数学やコードを超えた検証可能な報酬：事実に基づく質問応答のための軽量なコーパス基盤プロセス監視

要旨

知識集約型の質問応答において事実正確性を向上させるために強化学習を適用する際には、報酬設計のジレンマが生じる。応答レベルの報酬は粗い監督しか提供できず、推論トレース内の正しい記述と誤った記述を区別することができない。文レベルの代替手法はより細かいフィードバックを提供するが、通常はNLI検証器、LLM判定器、または知識検証パイプラインに依存しており、これらは強化学習のスケールで展開するにはコストが高く、特に正確な報酬信号が重要となる稀なエンティティに関する事実に対しては信頼性が低いことが多い。そこで我々は、ニューラル検証器をWikipediaの共起統計に基づくコーパス由来の信号で置き換える、軽量でプラグイン対応のプロセス報酬であるCorVer（Corpus Verify）を提案する。CorVerは文レベルのクレジットを割り当て、単純なアライメントによりそれをトークンレベルのアドバンテージに変換する。必要とするのは0.5Bの抽出器と、一文あたり一回のコーパスルックアップのみである。6種類の指示チューニング済みモデル（3B～14B）と5種類のQAベンチマークからなる30の（モデル、ベンチマーク）セルにおいて、CorVerはすべてのセルで生のベースラインを上回り、TriviaQAでは平均+4.1ポイントの改善を達成した。また、実行可能な設定の下では20セル中18セルで4種類のニューラル検証器ベースラインを凌駕し、訓練速度は4.8～8.4倍高速である。

English

Applying reinforcement learning to improve factual accuracy in knowledge-intensive question answering faces a reward design dilemma.
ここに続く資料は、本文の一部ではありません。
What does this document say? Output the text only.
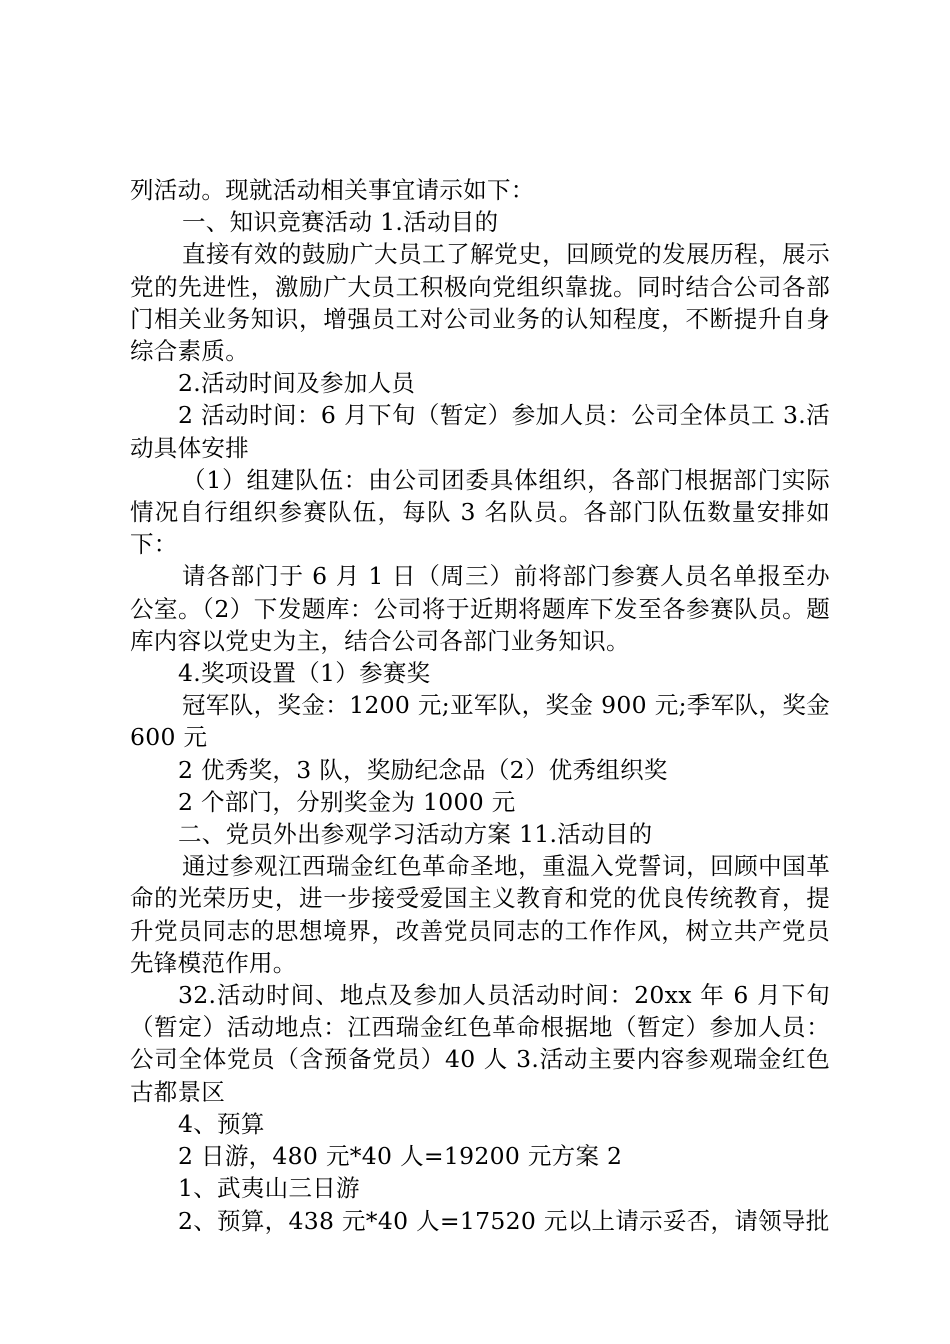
列活动。现就活动相关事宜请示如下：

一、知识竞赛活动 1.活动目的

直接有效的鼓励广大员工了解党史，回顾党的发展历程，展示党的先进性，激励广大员工积极向党组织靠拢。同时结合公司各部门相关业务知识，增强员工对公司业务的认知程度，不断提升自身综合素质。

2.活动时间及参加人员

2 活动时间：6 月下旬（暂定）参加人员：公司全体员工 3.活动具体安排

（1）组建队伍：由公司团委具体组织，各部门根据部门实际情况自行组织参赛队伍，每队 3 名队员。各部门队伍数量安排如下：

请各部门于 6 月 1 日（周三）前将部门参赛人员名单报至办公室。（2）下发题库：公司将于近期将题库下发至各参赛队员。题库内容以党史为主，结合公司各部门业务知识。

4.奖项设置（1）参赛奖

冠军队，奖金：1200 元;亚军队，奖金 900 元;季军队，奖金 600 元

2 优秀奖，3 队，奖励纪念品（2）优秀组织奖

2 个部门，分别奖金为 1000 元

二、党员外出参观学习活动方案 11.活动目的

通过参观江西瑞金红色革命圣地，重温入党誓词，回顾中国革命的光荣历史，进一步接受爱国主义教育和党的优良传统教育，提升党员同志的思想境界，改善党员同志的工作作风，树立共产党员先锋模范作用。

32.活动时间、地点及参加人员活动时间：20xx 年 6 月下旬（暂定）活动地点：江西瑞金红色革命根据地（暂定）参加人员：公司全体党员（含预备党员）40 人 3.活动主要内容参观瑞金红色古都景区

4、预算

2 日游，480 元*40 人=19200 元方案 2

1、武夷山三日游

2、预算，438 元*40 人=17520 元以上请示妥否，请领导批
Response-level rewards provide only coarse supervision and cannot distinguish correct from incorrect statements within a reasoning trace. Sentence-level alternatives offer finer-grained feedback, but typically rely on NLI verifiers, LLM judges, or knowledge-verification pipelines that are expensive to deploy at RL scale and often unreliable for rare-entity facts, where accurate reward signals are especially important. We propose CorVer (Corpus Verify), a lightweight, plug-in-ready process reward that replaces neural verifiers with a corpus-grounded signal derived from Wikipedia co-occurrence statistics. CorVer assigns sentence-level credit and maps it to token-level advantages via a simple alignment, requiring only a 0.5B extractor and a single corpus lookup per sentence. Across 30 (model, benchmark) cells spanning six instruction-tuned models (3B to 14B) and five QA benchmarks, CorVer improves over the raw baseline for every cell, with an average TriviaQA gain of +4.1 pp. It also outperforms four neural-verifier baselines in 18 of 20 cells under their feasible configurations, while training 4.8 to 8.4x faster.